Week 2: Genesis 25-45
For daily readings go to: thebibleproject.com
In the first week of reading through the Bible we emphasized three key truths. First, God created all this which gives Him the authority to determine the rules that will govern His creation. Second, man was given the choice of following God’s definition of good and evil or take to himself the authority to determine good and evil. Man choose poorly. Third, in choosing to determine good and evil for himself man fractured his relationship with God and also with his fellow human beings. In response, God sets in motion His plan to restore His relationship with man and restore men’s relationships with each other. Jesus of Nazareth was the culmination of that plan.
This week we see contrasted the deceitfulness of man with the faithfulness of God. On two occasions Abraham lied about Sarah being his wife (Genesis 12 and 20). He claims she is instead his sister – which is actually partially true as Sarah was his half-sister. He lies because he is afraid men will kill him to take her from him. Isaac repeats this same deceit for the same in Genesis 26. In each instance God intervenes on behalf of the women.
Next is perhaps the best known deceit – Jacob stealing Esau’s blessing from his father Isaac. Jacob takes advantage of his father’s failing vision to trick him into giving him the blessing intended for the firstborn. In turn Jacob is deceived by Laban when Laban substitutes Leah for Rachel to marry Jacob after Jacob worked seven years to earn the right to marry Rachael. Jacob stole what was meant for the first born now Laban says Jacob cannot have his second daughter before taking the firstborn daughter. Jacob has to work seven more years for Rachael.
Finally, Joseph’s brothers sell him into slavery but deceive Jacob into believing that he was killed by presenting their father with the bloodied special garment he had given Joseph. Men repeatedly fall into deceit to achieve their goals their way instead of relying on God to make the way for them.
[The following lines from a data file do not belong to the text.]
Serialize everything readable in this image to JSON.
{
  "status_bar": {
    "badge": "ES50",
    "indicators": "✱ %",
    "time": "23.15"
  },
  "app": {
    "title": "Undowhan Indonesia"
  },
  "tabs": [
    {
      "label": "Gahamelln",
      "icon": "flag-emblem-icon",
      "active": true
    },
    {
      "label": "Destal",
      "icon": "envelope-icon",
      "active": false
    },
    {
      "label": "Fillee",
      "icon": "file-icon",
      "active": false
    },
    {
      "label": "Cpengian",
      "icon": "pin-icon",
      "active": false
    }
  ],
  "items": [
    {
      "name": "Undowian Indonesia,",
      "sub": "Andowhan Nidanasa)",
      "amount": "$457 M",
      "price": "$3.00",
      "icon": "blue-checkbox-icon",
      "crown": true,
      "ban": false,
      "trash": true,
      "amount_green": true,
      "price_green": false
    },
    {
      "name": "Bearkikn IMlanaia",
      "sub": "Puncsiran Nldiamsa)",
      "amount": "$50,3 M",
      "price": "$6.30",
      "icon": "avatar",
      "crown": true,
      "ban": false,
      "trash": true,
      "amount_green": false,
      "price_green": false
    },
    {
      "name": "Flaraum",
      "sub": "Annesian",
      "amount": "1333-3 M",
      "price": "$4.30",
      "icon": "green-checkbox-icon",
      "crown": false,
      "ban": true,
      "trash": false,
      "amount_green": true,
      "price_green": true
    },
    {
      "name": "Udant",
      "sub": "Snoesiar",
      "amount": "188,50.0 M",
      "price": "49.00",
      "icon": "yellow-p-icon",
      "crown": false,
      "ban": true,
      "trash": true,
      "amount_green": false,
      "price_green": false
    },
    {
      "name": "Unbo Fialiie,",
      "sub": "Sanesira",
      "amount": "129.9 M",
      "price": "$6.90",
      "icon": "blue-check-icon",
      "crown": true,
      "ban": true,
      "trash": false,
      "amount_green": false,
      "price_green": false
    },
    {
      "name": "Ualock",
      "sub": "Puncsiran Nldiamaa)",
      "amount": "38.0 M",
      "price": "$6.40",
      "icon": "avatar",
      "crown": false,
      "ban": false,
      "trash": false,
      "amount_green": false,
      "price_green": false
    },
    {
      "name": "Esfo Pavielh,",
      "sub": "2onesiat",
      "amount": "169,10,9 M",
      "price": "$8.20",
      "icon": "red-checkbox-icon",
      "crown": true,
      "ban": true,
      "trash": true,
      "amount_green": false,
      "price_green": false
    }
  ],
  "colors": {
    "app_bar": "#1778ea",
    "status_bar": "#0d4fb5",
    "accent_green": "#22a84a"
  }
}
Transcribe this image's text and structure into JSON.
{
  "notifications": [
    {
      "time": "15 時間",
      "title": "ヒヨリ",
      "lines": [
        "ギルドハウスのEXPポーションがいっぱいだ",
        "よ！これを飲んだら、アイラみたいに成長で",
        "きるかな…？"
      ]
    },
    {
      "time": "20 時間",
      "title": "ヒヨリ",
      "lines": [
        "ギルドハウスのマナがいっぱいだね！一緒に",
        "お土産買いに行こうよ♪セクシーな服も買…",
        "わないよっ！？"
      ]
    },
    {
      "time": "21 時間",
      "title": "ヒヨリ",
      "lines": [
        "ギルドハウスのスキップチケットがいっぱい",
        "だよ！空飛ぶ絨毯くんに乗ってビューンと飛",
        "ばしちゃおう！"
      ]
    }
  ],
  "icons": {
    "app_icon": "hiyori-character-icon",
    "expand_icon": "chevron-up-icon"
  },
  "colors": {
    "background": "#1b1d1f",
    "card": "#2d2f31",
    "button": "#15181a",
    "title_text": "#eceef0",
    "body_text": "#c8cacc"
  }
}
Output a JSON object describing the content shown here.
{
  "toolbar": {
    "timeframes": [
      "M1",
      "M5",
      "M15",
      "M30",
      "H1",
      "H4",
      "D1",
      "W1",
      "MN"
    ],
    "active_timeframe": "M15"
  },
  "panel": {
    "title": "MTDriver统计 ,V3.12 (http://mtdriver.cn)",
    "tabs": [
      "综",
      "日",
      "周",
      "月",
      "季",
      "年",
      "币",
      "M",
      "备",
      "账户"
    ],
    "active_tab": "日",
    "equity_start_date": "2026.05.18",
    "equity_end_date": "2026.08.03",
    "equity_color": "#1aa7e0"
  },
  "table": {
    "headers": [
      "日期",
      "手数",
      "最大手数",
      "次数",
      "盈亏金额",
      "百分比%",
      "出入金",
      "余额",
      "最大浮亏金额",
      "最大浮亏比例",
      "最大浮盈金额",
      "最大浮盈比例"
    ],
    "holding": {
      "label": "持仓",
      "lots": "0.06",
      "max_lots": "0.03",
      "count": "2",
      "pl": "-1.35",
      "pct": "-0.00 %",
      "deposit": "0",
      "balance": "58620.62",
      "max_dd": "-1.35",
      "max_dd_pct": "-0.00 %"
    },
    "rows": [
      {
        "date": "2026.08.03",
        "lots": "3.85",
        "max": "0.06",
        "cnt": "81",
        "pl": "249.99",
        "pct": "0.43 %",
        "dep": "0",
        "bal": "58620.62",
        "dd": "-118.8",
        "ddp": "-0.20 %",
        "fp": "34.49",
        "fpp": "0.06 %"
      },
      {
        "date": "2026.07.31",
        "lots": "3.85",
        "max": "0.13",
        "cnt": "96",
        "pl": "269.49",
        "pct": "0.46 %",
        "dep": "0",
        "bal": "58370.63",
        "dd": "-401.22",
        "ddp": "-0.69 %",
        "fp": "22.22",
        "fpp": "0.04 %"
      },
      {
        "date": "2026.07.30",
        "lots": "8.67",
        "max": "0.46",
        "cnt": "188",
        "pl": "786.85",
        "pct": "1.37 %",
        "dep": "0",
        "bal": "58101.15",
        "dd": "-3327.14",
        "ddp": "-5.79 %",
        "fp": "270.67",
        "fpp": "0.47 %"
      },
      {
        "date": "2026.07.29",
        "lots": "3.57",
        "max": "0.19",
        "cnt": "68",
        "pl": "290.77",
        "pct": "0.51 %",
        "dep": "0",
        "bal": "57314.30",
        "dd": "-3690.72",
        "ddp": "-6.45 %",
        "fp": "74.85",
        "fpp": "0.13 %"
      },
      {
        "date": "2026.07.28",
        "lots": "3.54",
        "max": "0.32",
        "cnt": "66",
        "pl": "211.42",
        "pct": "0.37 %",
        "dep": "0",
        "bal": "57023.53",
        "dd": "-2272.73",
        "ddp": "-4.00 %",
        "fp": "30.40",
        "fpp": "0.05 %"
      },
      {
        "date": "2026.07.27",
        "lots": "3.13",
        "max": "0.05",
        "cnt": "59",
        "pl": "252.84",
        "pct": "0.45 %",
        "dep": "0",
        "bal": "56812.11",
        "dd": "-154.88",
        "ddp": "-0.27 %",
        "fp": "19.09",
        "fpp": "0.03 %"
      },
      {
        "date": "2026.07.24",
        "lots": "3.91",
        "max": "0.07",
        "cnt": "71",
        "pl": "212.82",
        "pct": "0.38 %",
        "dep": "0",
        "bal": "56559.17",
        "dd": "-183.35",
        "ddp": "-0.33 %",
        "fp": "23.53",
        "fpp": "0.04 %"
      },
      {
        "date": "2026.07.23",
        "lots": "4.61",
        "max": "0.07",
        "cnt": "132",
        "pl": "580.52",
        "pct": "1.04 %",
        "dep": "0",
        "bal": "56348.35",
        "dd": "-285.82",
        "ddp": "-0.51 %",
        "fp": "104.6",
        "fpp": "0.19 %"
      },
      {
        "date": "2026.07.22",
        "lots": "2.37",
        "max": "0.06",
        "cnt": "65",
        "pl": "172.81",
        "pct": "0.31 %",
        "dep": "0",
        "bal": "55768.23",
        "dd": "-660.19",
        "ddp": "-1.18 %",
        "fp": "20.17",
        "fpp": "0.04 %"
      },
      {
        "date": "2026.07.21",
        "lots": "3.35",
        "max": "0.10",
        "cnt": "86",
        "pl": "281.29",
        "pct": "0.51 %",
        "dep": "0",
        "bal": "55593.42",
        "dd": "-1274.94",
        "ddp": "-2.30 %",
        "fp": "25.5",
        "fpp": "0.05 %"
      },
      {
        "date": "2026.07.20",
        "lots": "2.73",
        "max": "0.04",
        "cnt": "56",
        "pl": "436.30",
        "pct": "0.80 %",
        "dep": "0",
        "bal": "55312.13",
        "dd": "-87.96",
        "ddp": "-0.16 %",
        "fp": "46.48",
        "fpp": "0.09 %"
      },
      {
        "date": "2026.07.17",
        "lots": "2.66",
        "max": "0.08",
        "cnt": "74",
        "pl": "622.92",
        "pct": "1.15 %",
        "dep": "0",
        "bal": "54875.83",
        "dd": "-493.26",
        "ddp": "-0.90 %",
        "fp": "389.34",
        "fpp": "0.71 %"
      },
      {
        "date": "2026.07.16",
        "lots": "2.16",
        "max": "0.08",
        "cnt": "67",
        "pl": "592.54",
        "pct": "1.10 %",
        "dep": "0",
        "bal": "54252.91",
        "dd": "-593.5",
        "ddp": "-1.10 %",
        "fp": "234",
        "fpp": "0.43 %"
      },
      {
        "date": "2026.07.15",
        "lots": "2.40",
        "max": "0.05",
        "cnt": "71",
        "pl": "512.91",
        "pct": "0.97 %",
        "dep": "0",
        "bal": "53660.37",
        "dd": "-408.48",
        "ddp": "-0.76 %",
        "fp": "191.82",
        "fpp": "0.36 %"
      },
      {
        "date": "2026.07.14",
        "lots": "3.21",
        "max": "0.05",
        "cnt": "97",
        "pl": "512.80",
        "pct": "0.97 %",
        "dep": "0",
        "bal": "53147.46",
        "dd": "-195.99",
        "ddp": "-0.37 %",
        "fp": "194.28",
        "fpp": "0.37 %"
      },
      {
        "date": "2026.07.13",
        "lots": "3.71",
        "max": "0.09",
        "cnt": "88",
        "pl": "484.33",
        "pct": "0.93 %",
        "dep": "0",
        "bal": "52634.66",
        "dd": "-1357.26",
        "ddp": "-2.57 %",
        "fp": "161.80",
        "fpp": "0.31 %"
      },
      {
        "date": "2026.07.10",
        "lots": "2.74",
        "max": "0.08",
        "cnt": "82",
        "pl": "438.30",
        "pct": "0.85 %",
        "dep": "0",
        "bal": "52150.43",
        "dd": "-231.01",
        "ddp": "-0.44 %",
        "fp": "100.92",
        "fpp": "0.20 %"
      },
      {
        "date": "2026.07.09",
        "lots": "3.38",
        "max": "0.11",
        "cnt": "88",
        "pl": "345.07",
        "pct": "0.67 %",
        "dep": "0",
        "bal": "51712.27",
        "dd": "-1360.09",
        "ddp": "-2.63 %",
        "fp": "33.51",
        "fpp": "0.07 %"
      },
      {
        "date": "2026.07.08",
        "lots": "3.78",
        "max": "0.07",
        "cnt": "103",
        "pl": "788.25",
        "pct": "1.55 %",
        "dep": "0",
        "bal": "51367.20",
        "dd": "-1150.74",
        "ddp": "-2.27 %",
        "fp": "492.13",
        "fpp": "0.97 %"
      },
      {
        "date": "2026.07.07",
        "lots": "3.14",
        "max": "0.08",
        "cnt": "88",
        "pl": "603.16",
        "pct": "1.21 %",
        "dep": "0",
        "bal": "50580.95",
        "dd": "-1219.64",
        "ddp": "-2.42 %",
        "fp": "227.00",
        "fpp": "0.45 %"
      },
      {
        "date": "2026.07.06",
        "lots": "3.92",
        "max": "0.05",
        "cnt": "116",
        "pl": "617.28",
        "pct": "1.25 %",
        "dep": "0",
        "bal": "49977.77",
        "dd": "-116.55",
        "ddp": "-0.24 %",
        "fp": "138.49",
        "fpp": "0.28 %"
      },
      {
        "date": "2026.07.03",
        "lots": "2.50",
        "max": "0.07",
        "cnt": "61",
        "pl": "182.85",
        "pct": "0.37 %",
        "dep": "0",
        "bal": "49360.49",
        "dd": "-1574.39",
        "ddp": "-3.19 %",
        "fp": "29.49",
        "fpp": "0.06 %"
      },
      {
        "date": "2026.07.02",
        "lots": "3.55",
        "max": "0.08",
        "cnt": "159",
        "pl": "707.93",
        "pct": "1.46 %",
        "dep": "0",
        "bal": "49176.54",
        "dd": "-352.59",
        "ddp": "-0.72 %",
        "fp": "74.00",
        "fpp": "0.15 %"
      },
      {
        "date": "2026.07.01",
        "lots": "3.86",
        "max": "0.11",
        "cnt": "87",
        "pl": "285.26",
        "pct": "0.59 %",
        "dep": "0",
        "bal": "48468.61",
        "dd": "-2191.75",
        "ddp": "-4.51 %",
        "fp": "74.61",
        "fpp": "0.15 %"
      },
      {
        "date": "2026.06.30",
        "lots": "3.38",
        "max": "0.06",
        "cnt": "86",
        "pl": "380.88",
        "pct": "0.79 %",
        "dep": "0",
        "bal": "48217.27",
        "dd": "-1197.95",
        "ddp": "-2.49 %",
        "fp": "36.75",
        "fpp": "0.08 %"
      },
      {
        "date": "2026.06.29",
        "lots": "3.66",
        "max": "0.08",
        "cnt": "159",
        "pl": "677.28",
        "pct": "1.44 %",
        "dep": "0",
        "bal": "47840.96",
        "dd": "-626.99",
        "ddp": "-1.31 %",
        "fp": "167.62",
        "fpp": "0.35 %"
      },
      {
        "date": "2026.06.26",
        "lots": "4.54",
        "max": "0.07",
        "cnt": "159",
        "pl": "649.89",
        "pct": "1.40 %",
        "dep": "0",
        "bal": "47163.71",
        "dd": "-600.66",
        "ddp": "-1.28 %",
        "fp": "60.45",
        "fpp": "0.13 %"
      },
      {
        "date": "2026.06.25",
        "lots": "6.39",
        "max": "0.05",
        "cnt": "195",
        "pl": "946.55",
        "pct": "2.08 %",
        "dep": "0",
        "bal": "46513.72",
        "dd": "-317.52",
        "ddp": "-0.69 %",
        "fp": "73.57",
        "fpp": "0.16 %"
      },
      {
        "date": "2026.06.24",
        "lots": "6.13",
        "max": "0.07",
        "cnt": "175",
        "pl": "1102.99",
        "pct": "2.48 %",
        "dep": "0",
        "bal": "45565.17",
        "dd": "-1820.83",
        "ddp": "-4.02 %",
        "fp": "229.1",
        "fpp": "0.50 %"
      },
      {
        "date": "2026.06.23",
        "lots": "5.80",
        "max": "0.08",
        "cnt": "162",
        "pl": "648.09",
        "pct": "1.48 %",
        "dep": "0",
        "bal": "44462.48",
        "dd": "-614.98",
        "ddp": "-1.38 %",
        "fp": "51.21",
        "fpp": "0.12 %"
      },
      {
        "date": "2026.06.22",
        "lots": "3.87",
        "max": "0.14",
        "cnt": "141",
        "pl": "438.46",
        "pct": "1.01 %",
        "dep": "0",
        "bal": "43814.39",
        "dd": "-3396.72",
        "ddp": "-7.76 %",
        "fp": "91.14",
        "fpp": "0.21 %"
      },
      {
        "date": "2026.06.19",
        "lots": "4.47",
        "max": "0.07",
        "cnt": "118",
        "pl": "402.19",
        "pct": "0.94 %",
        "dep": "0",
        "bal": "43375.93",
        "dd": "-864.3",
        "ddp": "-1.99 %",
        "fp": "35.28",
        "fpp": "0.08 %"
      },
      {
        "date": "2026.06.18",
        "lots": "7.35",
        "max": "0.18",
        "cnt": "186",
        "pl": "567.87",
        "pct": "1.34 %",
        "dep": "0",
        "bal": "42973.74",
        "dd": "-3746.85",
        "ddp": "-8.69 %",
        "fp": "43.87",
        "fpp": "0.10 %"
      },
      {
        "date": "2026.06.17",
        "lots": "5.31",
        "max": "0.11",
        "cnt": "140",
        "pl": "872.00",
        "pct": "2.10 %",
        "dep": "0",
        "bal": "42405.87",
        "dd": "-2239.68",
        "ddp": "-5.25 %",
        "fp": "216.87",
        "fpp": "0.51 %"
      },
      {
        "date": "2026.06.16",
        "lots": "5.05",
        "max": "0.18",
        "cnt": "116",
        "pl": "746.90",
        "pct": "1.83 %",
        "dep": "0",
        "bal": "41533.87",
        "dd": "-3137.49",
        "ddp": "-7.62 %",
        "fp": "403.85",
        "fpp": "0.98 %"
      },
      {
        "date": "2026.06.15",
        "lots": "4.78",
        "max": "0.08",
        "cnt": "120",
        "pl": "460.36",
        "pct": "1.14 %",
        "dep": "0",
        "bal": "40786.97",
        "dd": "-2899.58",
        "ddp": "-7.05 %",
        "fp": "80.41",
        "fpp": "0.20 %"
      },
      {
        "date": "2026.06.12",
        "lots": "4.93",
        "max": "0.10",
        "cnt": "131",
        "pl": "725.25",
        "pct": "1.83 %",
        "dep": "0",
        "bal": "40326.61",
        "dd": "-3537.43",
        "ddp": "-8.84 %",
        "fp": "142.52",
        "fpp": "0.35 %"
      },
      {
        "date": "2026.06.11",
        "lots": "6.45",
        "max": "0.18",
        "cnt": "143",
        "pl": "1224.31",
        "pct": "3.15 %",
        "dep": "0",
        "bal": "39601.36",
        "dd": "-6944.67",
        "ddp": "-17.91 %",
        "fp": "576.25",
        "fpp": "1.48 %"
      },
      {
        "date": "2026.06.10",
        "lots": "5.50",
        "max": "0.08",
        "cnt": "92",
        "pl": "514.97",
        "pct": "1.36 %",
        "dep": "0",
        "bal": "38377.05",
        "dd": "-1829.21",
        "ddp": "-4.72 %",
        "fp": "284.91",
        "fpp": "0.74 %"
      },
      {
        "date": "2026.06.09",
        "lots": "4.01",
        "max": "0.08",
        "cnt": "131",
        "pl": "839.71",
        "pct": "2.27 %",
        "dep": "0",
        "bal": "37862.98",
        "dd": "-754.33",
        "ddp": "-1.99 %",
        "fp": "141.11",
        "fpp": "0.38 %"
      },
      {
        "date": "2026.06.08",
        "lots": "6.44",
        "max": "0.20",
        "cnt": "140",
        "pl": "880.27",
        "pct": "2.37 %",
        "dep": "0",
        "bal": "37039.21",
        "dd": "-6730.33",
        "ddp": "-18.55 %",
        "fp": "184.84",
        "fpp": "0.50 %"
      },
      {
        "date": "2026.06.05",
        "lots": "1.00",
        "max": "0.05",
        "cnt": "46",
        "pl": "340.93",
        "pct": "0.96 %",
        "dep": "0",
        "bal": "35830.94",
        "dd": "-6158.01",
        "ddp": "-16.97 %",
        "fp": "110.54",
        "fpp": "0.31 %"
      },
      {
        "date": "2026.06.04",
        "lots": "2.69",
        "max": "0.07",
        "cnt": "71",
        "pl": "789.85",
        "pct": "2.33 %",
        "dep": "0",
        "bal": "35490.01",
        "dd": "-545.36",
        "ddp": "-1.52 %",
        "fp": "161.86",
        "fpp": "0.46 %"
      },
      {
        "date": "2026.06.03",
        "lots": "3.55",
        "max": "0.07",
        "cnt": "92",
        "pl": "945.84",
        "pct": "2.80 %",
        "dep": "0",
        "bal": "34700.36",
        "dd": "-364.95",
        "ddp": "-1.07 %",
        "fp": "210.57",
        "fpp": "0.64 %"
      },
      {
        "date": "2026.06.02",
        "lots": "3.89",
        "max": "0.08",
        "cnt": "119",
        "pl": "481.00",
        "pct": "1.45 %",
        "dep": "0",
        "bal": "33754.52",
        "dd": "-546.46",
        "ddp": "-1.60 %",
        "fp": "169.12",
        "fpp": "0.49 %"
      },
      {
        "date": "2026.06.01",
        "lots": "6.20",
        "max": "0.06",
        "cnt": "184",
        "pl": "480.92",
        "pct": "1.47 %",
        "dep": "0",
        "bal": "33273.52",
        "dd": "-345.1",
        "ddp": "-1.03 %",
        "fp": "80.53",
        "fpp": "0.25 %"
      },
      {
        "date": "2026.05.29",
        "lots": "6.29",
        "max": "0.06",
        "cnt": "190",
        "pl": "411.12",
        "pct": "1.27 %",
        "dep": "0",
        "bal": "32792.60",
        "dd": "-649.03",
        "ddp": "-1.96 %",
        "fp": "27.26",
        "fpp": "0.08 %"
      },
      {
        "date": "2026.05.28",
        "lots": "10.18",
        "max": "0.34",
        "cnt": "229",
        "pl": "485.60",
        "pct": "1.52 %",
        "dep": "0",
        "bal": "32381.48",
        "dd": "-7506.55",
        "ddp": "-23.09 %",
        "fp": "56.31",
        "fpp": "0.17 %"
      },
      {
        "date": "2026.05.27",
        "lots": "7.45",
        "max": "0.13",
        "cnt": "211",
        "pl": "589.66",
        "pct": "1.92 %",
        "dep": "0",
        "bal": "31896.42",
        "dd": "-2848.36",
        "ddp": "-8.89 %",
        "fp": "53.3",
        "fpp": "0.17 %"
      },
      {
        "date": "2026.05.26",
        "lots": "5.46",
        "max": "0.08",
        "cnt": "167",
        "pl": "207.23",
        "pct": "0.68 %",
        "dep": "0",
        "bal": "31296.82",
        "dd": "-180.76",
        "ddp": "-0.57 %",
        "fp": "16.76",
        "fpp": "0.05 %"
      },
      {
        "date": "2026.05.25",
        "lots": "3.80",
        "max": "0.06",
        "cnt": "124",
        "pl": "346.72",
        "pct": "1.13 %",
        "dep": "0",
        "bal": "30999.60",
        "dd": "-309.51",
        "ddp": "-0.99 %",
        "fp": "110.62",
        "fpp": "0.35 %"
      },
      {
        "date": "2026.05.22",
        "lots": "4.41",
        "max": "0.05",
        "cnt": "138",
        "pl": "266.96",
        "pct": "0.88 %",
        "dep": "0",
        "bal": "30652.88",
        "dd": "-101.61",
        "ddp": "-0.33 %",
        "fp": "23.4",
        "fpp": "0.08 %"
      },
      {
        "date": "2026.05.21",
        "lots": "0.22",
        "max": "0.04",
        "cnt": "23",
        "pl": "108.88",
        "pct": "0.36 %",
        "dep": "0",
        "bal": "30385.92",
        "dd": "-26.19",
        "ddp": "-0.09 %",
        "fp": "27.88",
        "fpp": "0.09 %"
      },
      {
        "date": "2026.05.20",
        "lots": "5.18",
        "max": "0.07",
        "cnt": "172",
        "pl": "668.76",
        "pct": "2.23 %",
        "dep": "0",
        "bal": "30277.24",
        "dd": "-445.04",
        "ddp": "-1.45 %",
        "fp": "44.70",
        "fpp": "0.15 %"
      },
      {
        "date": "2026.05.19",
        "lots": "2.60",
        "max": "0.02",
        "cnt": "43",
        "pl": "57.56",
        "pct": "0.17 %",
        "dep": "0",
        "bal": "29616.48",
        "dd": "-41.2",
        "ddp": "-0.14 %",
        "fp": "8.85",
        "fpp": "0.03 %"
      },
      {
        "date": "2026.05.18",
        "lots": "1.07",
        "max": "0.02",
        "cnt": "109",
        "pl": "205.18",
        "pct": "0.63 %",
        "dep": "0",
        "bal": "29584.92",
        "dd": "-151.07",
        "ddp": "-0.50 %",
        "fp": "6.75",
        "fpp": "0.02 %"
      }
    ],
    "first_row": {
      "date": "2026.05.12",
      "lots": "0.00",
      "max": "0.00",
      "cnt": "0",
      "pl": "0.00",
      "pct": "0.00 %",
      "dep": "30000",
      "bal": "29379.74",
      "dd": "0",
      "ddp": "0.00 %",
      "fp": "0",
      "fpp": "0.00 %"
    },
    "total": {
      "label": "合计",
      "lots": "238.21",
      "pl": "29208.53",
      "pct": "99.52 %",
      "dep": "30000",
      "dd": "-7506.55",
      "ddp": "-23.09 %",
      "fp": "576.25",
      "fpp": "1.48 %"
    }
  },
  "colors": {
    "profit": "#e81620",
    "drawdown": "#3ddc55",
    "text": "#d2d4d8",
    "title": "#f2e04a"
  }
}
God on the other hand is faithful. He makes his covenant with Abraham in Genesis 12. He promises to make him a nation, to give him the land of Israel and to bless the entire would through him. God reaffirms the covenant in Genesis 17. God repeats this covenant to Isaac — the promised son of blessing (Genesis 26). Finally all three promises are repeated to Jacob in Genesis 28.
The faithfulness and deceit intersect in the life of Joseph. Joseph is at the same time the victim of his brother’s deceit – being sold into slavery in Egypt. Joseph is also the means of God’s faithfulness – he rises to a position of authority in Egypt. That position allows him to save his family and all of Egypt from seven years of famine and provide the place where his family will grow into a nation. A nation that God will deliver and adopt as his people to bring His truth to the world.